By DJ Dave Hoffenberg
Badfish: A Tribute to Sublime is finally bringing their show to Rutland, after it got canceled last time for bad weather. Badfish is kicking off the Friday Night Live Concert Series on Center Street this Friday 7 p.m.
Badfish has been around for 21 years, currently in their 22nd year. I remember when I first brought them to Killington in 2003 at the Wobbly Barn. Things have changed a bit since but the band is still rocking along. I had the pleasure of talking to bassist Joel Hanks. Hanks said of their long run, “The band is just totally kickass.”
Joining Hanks are Pat Downes on guitar/vocals and Scott Begin on drums. You can find the band and access their social media at badfish.com.
“The interesting thing about Sublime is it hits a lot of different audiences, with the reggae, the ska, the punk and the hip-hop,” said Hanks.“One of the cool things is even if people don’t know us or who Sublime is, the music is still very enjoyable.”
Hanks said coming out of Covid, the band is still touring strong. “Summertime is better in general and we do a lot of outdoor places and events.”

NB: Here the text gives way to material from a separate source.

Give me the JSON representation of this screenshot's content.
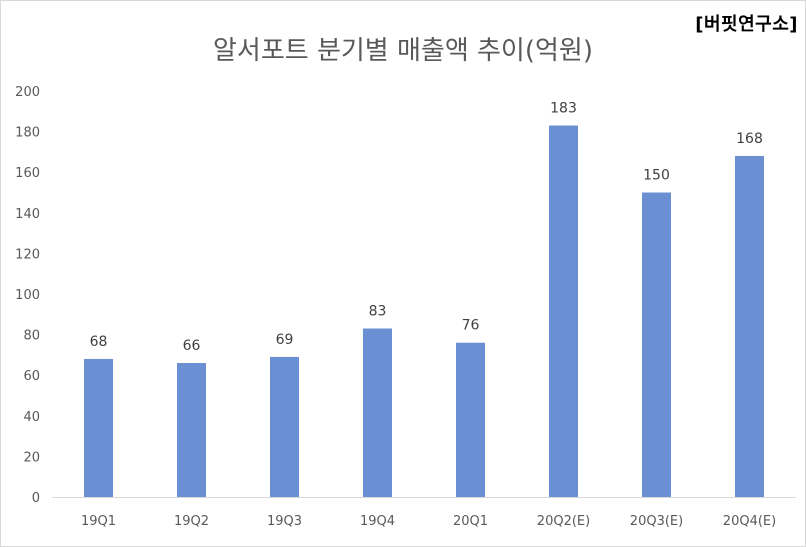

People love being outside so ticket sales and attendance are often better in the summer. Hanks added, “New England was much worse, overall during Covid, for the concert business. It’s good to see it bouncing back.”
They chose not to stream during Covid because as Hanks said, “This is a live show, it’s a party.” They were one of the first to tour during Covid, a year and a half ago, in Texas and Florida.
The band does a big winter tour every year that’s focused on the Midwest and the East Coast but also gets out to California once or twice a year, where they currently are now. The band does well in Southern California where Sublime originated.
The idea for Badfish was hatched after Hanks was in a touring punk/ska band that was breaking up. Hanks, his brother and the first lead singer, Dave Ladin, came up with the idea in 1998 when Hanks was just starting college at University of Rhode Island.
Hanks said, “We thought we should just play some Sublime songs, everyone around that time loved Sublime.” They bought a Sublime book that showed how to play the songs. It was a helpful guide for them. Hanks said, “We had a few rehearsals and thought it wasn’t that good. I didn’t want to miss out on college, parties and girlfriends to be in a band traveling around. I just did that.”
Hanks’ brother and Ladin started a punk rock band, M-80, and they started touring around. Fast forward three years. He said, “That band was in the same position as my other band. Do they take it seriously, quit some jobs and go for it, or quit?” The latter happened while Hanks met Begin, whose band was also breaking up and he pitched the Sublime idea. He agreed to try it and that’s how Badfish came to be.
Hanks remembered the weeks leading up to their first show, rehearsing every day. That was at the Ocean Mist in Rhode Island. Hanks said of that first show, “It went really well, couple hundred people. It was better than anything we’d ever done in any of our other bands.”
It wasn’t easy. They were still in college, learning the business and learning how to get gigs. It took some time.
Hanks added, “The one thing we did that no one is going to do again, or very few, is really get out there and tour. Establish fans and blend your market and business throughout the whole country. We really put in the work. We were young, we were at the right time. We didn’t care if we made money or not, we were going to do that two week tour. There’s been an explosion of tribute bands and we’re part of the reason that happened. Who’s going to do what we did? Timing in life is a big part of things.”
One disadvantage to being a Sublime tribute band is there is only so much material but fortunately a lot of hits. Hanks said, “One thing we do as we travel the country is to try and give people a slightly different show, not just repeating the same show every year.”
Hanks is the band’s booking agent but also books a wide variety of Tribute Bands with the Providence Music Group which you can find at providencemusicgrp.com. He recently opened a Chess School, in Rhode Island, and is currently running a summer program for kids but does after-school programs throughout the year. He said, “It’s always something I envisioned myself doing.”
He started it during Covid when he wasn’t doing anything. He added, “Covid gave me the opportunity to get something going.”
Hanks is looking forward to coming back to Vermont. Burlington was the first market they played outside of R.I. He said, “There’s a long history of us going to Vt. It’s really awesome.”
After over two decades, they’ve had an impressive run. And Hanks still loves playing with Badfish.
He said, “These bandmates are my brothers. It’s hard being in a band but for us it’s been pretty easy. We still have fun playing the music even though it’s basically the same songs and we’ve been doing it for 21 years now but people have a blast and have so much fun. That’s the main reason we keep doing it. There’s so much shit in the world right now that I hope music will help heal the country, in some capacity. Make people forget about their life for an hour or so, they can just disconnect. We feel very fortunate to have a career with this. We’re proud of what we built but know we were a little lucky. Right place, right time, right people. It’s been a fun ride.”